# Some of this season's finds, Melbourne



## cheekabee (Dec 23, 2012)

These are just some of this seasons finds around melbourne and its surounds
Unfortunately didn't get any good pics of copper heads and tiger snakes although 
I did see a few. And still haven't encoutered a white lipped snake to photograph. 


Enjoy, Akash




Cunningham skink(Egernia cunninghami) by Melbourne herping, on Flickr



Robust Skink(Ctenotus robustus) by Melbourne herping, on Flickr



Black Rock Skink(Egernia saxatilis) by Melbourne herping, on Flickr



Marbled gecko eggsMarbled gecko eggs(Christinus marmoratus) by Melbourne herping, on Flickr



Weasel Skink(Saproscincus mustelina) by Melbourne herping, on Flickr



Eastern Blue toungue(Tiliqua scincoides) by Melbourne herping, on Flickr



Male Tussock Skink(Pseudemoia pagenstecheri) by Melbourne herping, on Flickr



Female Tussock Skink(Pseudemoia pagenstecheri) by Melbourne herping, on Flickr



White's Skink(Egernia whitii) by Melbourne herping, on Flickr



Gipsland water Dragon(Physignathus lesueurii howitti) by Melbourne herping, on Flickr



Eastern long neck turtle(Chelodina longicollis) by Melbourne herping, on Flickr



Water skink(Eulamprus tympanum) by Melbourne herping, on Flickr



Growing grass frog(Litoria raniformis) by Melbourne herping, on Flickr



Eastern brown snake(Pseudonaja textilis) by Melbourne herping, on Flickr



Little whip snake(Suta flagellum) by Melbourne herping, on Flickr



Stripped legless lizard(Delma Impar) by Melbourne herping, on Flickr



Garden skink(Lampropholis guichenoti) by Melbourne herping, on Flickr



Juvenile Jacky Dragon(Amphibolurus muricatus) by Melbourne herping, on Flickr


----------



## Shotta (Dec 23, 2012)

awesome pics, i wish i could take pics like that
thanks for sharing


----------



## Tipsylama (Dec 23, 2012)

Some excellent pictures akash, seems you have a very nice spot there!


----------



## Bluetongue1 (Dec 23, 2012)

Really enjoyed checking out the pics. Thankyou very much for that. Am amazed at how you managed to get four water skinks to stay together long enough to photograph them in one hit. With the Moses in the Cradle plant (_Tradescantia [Rhoeo] spathacea_) behind them I am assuming it was in someone’s garden.
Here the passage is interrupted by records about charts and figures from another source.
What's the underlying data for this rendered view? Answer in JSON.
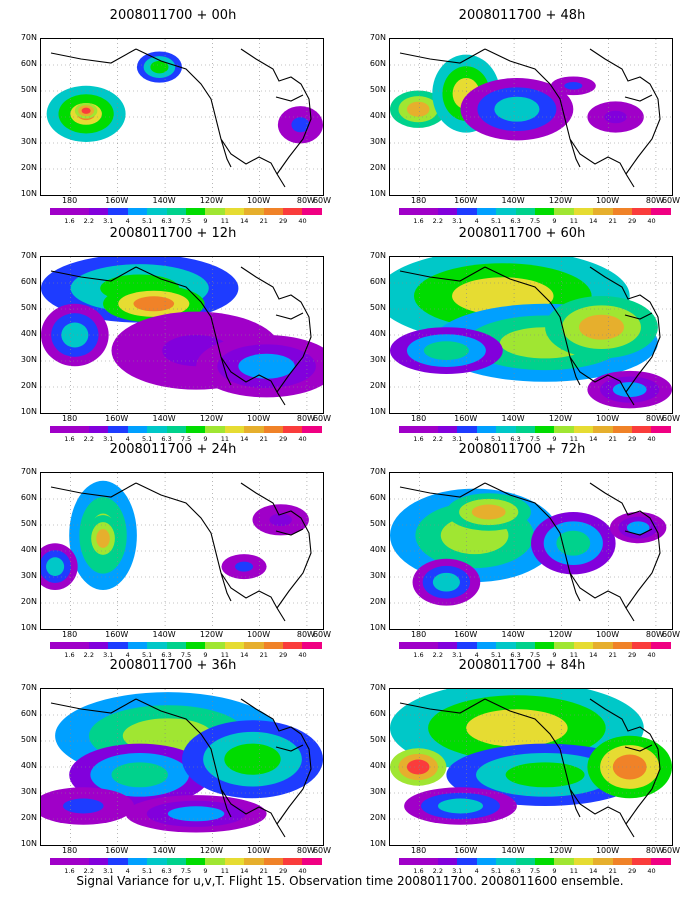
{
  "panels": [
    {
      "title": "2008011700 + 00h"
    },
    {
      "title": "2008011700 + 48h"
    },
    {
      "title": "2008011700 + 12h"
    },
    {
      "title": "2008011700 + 60h"
    },
    {
      "title": "2008011700 + 24h"
    },
    {
      "title": "2008011700 + 72h"
    },
    {
      "title": "2008011700 + 36h"
    },
    {
      "title": "2008011700 + 84h"
    }
  ],
  "lat_labels": [
    "70N",
    "60N",
    "50N",
    "40N",
    "30N",
    "20N",
    "10N"
  ],
  "lon_labels": [
    "180",
    "160W",
    "140W",
    "120W",
    "100W",
    "80W",
    "60W"
  ],
  "colorbar": {
    "values": [
      "1.6",
      "2.2",
      "3.1",
      "4",
      "5.1",
      "6.3",
      "7.5",
      "9",
      "11",
      "14",
      "21",
      "29",
      "40"
    ],
    "colors": [
      "#a000c8",
      "#8200dc",
      "#1e3cff",
      "#00a0ff",
      "#00c8c8",
      "#00d28c",
      "#00dc00",
      "#a0e632",
      "#e6dc32",
      "#e6af2d",
      "#f08228",
      "#fa3c3c",
      "#f00082"
    ]
  },
  "caption": "Signal Variance for u,v,T. Flight 15. Observation time 2008011700. 2008011600 ensemble."
}
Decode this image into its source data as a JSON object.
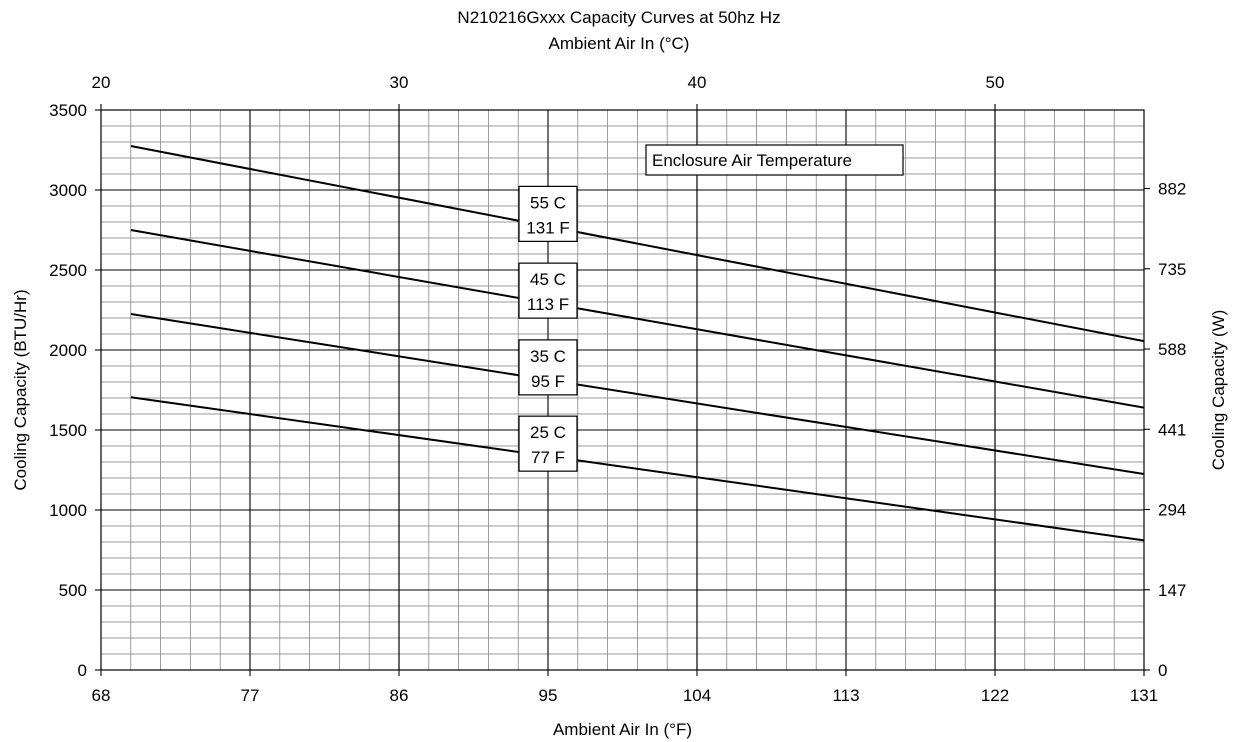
{
  "chart_data": {
    "type": "line",
    "title": "N210216Gxxx Capacity Curves at 50hz Hz",
    "x_top_label": "Ambient Air In (°C)",
    "xlabel": "Ambient Air In (°F)",
    "ylabel": "Cooling Capacity (BTU/Hr)",
    "y_right_label": "Cooling Capacity (W)",
    "legend_title": "Enclosure Air Temperature",
    "xlim": [
      68,
      131
    ],
    "ylim": [
      0,
      3500
    ],
    "x_ticks": [
      "68",
      "77",
      "86",
      "95",
      "104",
      "113",
      "122",
      "131"
    ],
    "x_top_ticks": [
      "20",
      "30",
      "40",
      "50"
    ],
    "y_ticks": [
      "0",
      "500",
      "1000",
      "1500",
      "2000",
      "2500",
      "3000",
      "3500"
    ],
    "y_right_ticks": [
      "0",
      "147",
      "294",
      "441",
      "588",
      "735",
      "882"
    ],
    "grid": true,
    "series": [
      {
        "name": "25 C",
        "name_f": "77 F",
        "x": [
          69.8,
          131
        ],
        "y": [
          1705,
          810
        ],
        "label_at_x": 95
      },
      {
        "name": "35 C",
        "name_f": "95 F",
        "x": [
          69.8,
          131
        ],
        "y": [
          2225,
          1225
        ],
        "label_at_x": 95
      },
      {
        "name": "45 C",
        "name_f": "113 F",
        "x": [
          69.8,
          131
        ],
        "y": [
          2750,
          1640
        ],
        "label_at_x": 95
      },
      {
        "name": "55 C",
        "name_f": "131 F",
        "x": [
          69.8,
          131
        ],
        "y": [
          3275,
          2055
        ],
        "label_at_x": 95
      }
    ]
  }
}
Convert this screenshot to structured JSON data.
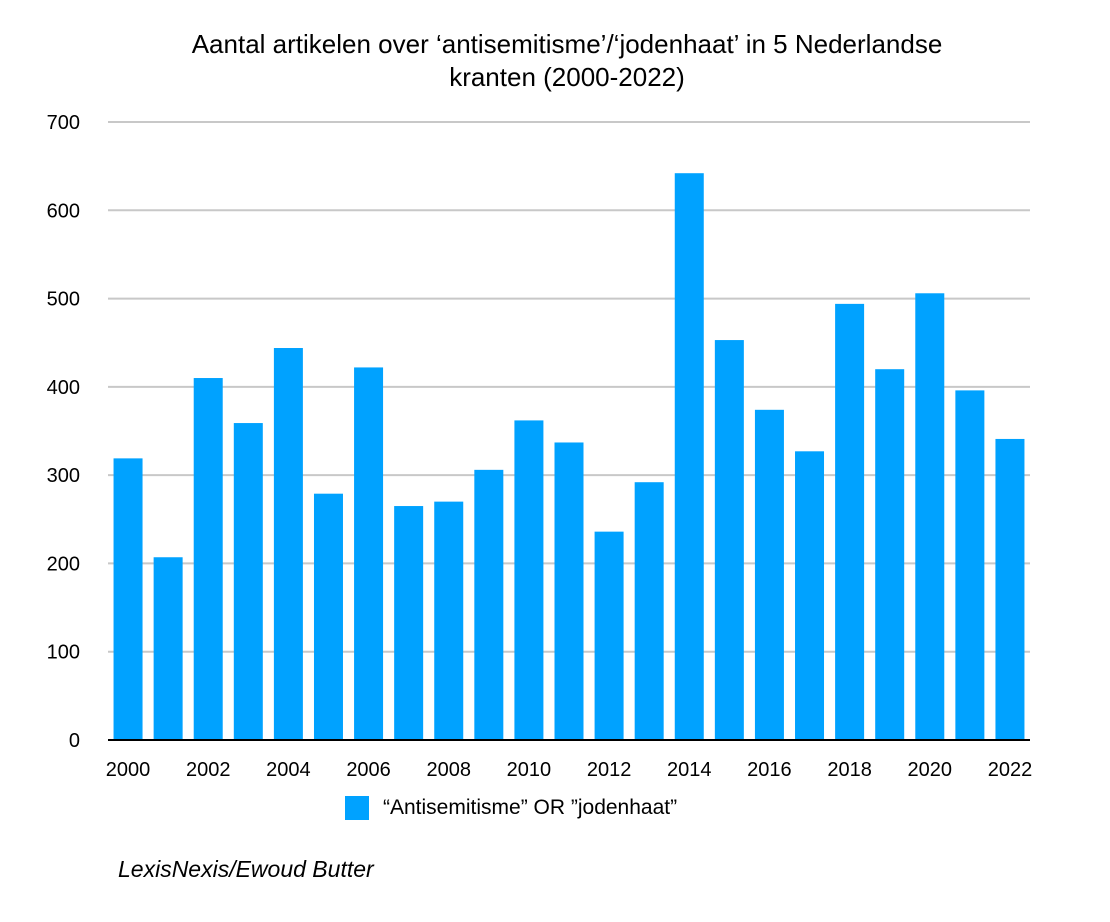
{
  "chart_data": {
    "type": "bar",
    "title_line1": "Aantal artikelen over ‘antisemitisme’/‘jodenhaat’ in 5 Nederlandse",
    "title_line2": "kranten (2000-2022)",
    "categories": [
      "2000",
      "2001",
      "2002",
      "2003",
      "2004",
      "2005",
      "2006",
      "2007",
      "2008",
      "2009",
      "2010",
      "2011",
      "2012",
      "2013",
      "2014",
      "2015",
      "2016",
      "2017",
      "2018",
      "2019",
      "2020",
      "2021",
      "2022"
    ],
    "x_tick_labels": [
      "2000",
      "2002",
      "2004",
      "2006",
      "2008",
      "2010",
      "2012",
      "2014",
      "2016",
      "2018",
      "2020",
      "2022"
    ],
    "series": [
      {
        "name": "“Antisemitisme” OR ”jodenhaat”",
        "color": "#00A2FF",
        "values": [
          319,
          207,
          410,
          359,
          444,
          279,
          422,
          265,
          270,
          306,
          362,
          337,
          236,
          292,
          642,
          453,
          374,
          327,
          494,
          420,
          506,
          396,
          341
        ]
      }
    ],
    "ylim": [
      0,
      700
    ],
    "y_ticks": [
      0,
      100,
      200,
      300,
      400,
      500,
      600,
      700
    ],
    "grid": true,
    "legend": "bottom-center",
    "xlabel": "",
    "ylabel": "",
    "source": "LexisNexis/Ewoud Butter"
  }
}
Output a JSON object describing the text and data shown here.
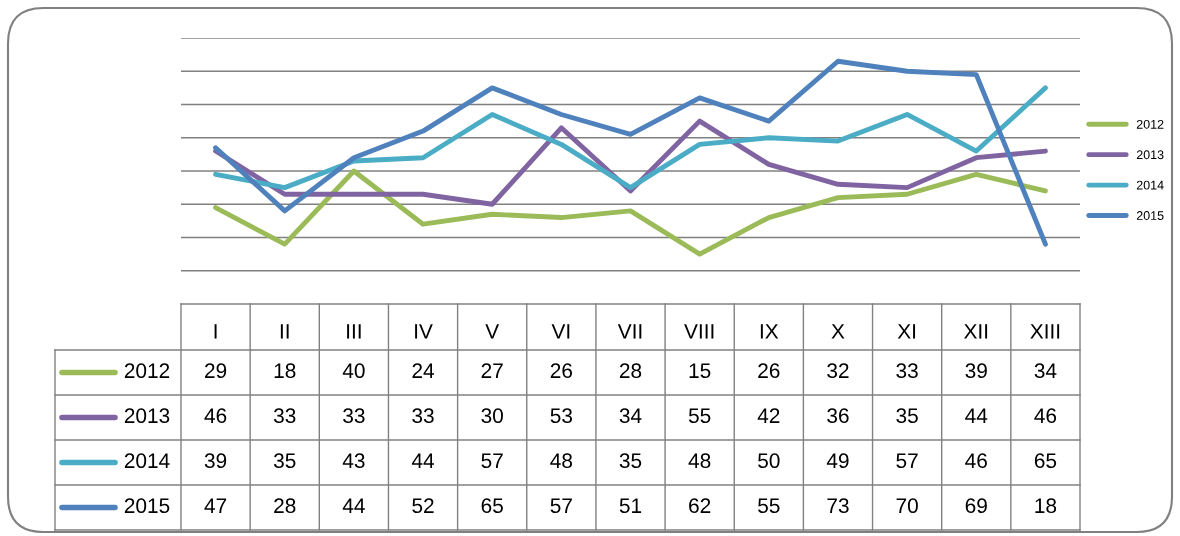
{
  "chart_data": {
    "type": "line",
    "categories": [
      "I",
      "II",
      "III",
      "IV",
      "V",
      "VI",
      "VII",
      "VIII",
      "IX",
      "X",
      "XI",
      "XII",
      "XIII"
    ],
    "series": [
      {
        "name": "2012",
        "color": "#9bbb59",
        "values": [
          29,
          18,
          40,
          24,
          27,
          26,
          28,
          15,
          26,
          32,
          33,
          39,
          34
        ]
      },
      {
        "name": "2013",
        "color": "#8064a2",
        "values": [
          46,
          33,
          33,
          33,
          30,
          53,
          34,
          55,
          42,
          36,
          35,
          44,
          46
        ]
      },
      {
        "name": "2014",
        "color": "#4bacc6",
        "values": [
          39,
          35,
          43,
          44,
          57,
          48,
          35,
          48,
          50,
          49,
          57,
          46,
          65
        ]
      },
      {
        "name": "2015",
        "color": "#4f81bd",
        "values": [
          47,
          28,
          44,
          52,
          65,
          57,
          51,
          62,
          55,
          73,
          70,
          69,
          18
        ]
      }
    ],
    "ylim": [
      0,
      80
    ],
    "yticks": [
      {
        "value": 10,
        "label": null
      },
      {
        "value": 20,
        "label": null
      },
      {
        "value": 30,
        "label": null
      },
      {
        "value": 40,
        "label": null
      },
      {
        "value": 50,
        "label": null
      },
      {
        "value": 60,
        "label": null
      },
      {
        "value": 70,
        "label": null
      },
      {
        "value": 80,
        "label": null
      }
    ],
    "grid": "y",
    "legend": "right",
    "tick_labels": "x",
    "data_labels": true,
    "marker": "none",
    "line_style": "solid"
  }
}
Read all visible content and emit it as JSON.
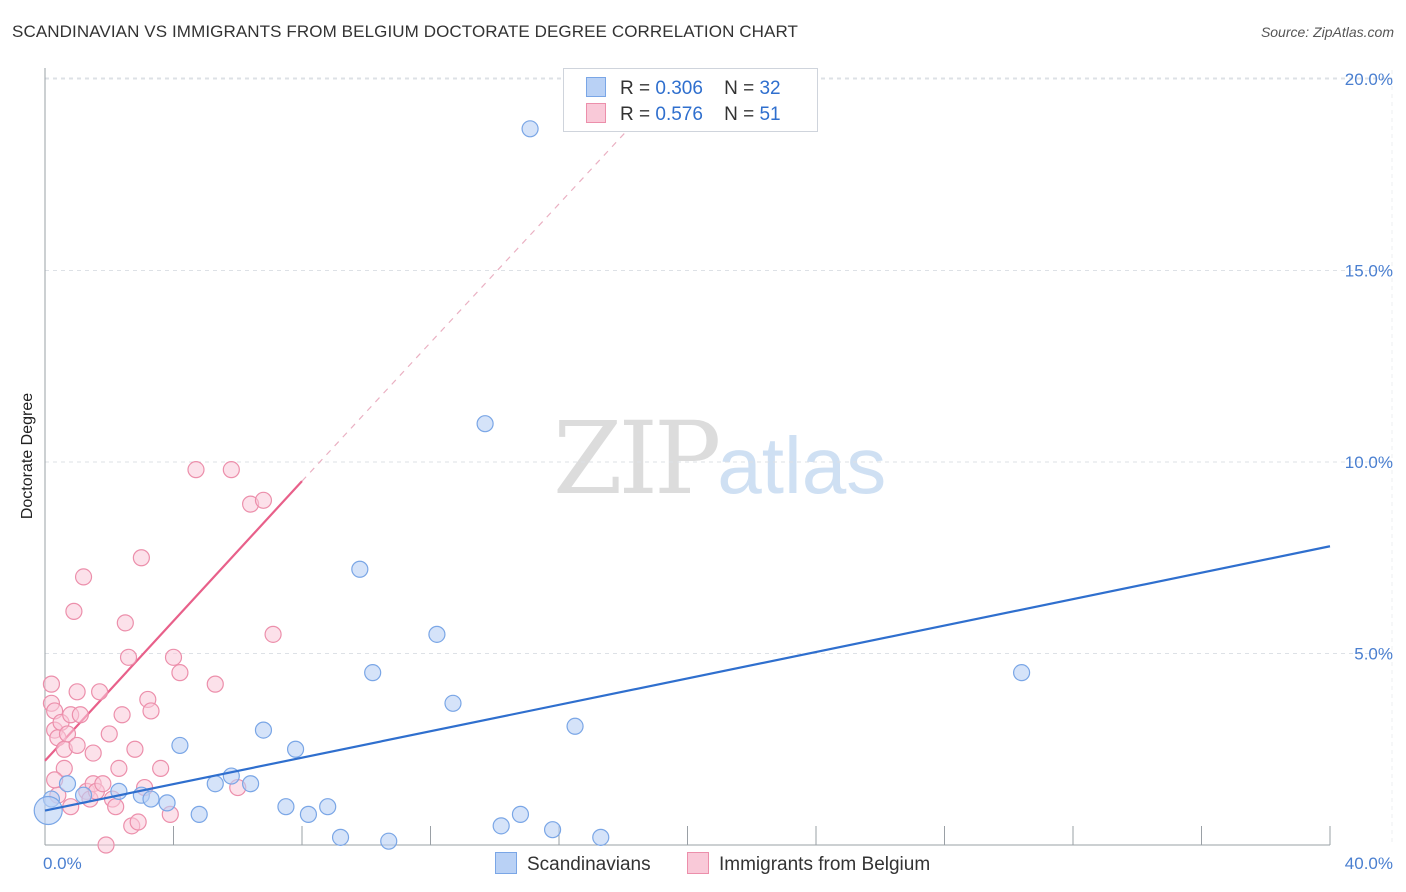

Just a little bit of info… The Little Whip Snake is now in ‘_Parasuta_’. Thought you might like to know that the plant in the pond with the turtle is Water Hyacinth (_Eichhornia crassipes_). It is a state prohibited weed in Victoria, which is the highest category of noxious weed under the Catchment and Land Protection Act (1994). The Department of Primary Industries is responsible for the eradication of State prohibited weeds. 

Blue


----------



## cheekabee (Dec 24, 2012)

Thanks guys 
Yeah Blue tounge went back to that body of water where I found that turtle and litterally the whole water surface was covered in that plant, you couldn't see any water, when i found the turtle it was only in a little puddle close o he pond with the plant. You used to be able to catch longfinned eels and yabies in the pond but now you cant even cast a line out because of the plant, its terrible.


----------



## Bushman (Dec 24, 2012)

You've taken some good photos there Akash. 8)
I particularly like the clarity of the close-ups and good depth of field.


----------



## Stevo2 (Dec 24, 2012)

Great photos


----------



## cheekabee (Dec 24, 2012)

Thanks guys


----------



## joelysmoley (Dec 24, 2012)

cool


----------



## shadowpuppet (Dec 25, 2012)

wow great photos...where abouts were the photos taken?

I went looking for herps on the weekend only managed to get a couple of decent photos, that i'll be uploading soon.

found it very to find herps and the ones i did find were very very fast and didnt like standing still for to long....


----------



## richoman_3 (Dec 25, 2012)

awesome shots akash ...
hopefully i can get you out to some more awesome spots soon


----------



## cheekabee (Dec 26, 2012)

Thanks guys
Shadow puppet the photos were all taken in the Melbourne region especially in the western suburbs as I live there a few were taken further out west.
Yeah Richoman I got to get you out aswell lol.


----------



## Xeaal (Dec 26, 2012)

Nilesh said:


> awesome pics, i wish i could take pics like that
> thanks for sharing




Yeah.. what he said! lol. Really well done!!


----------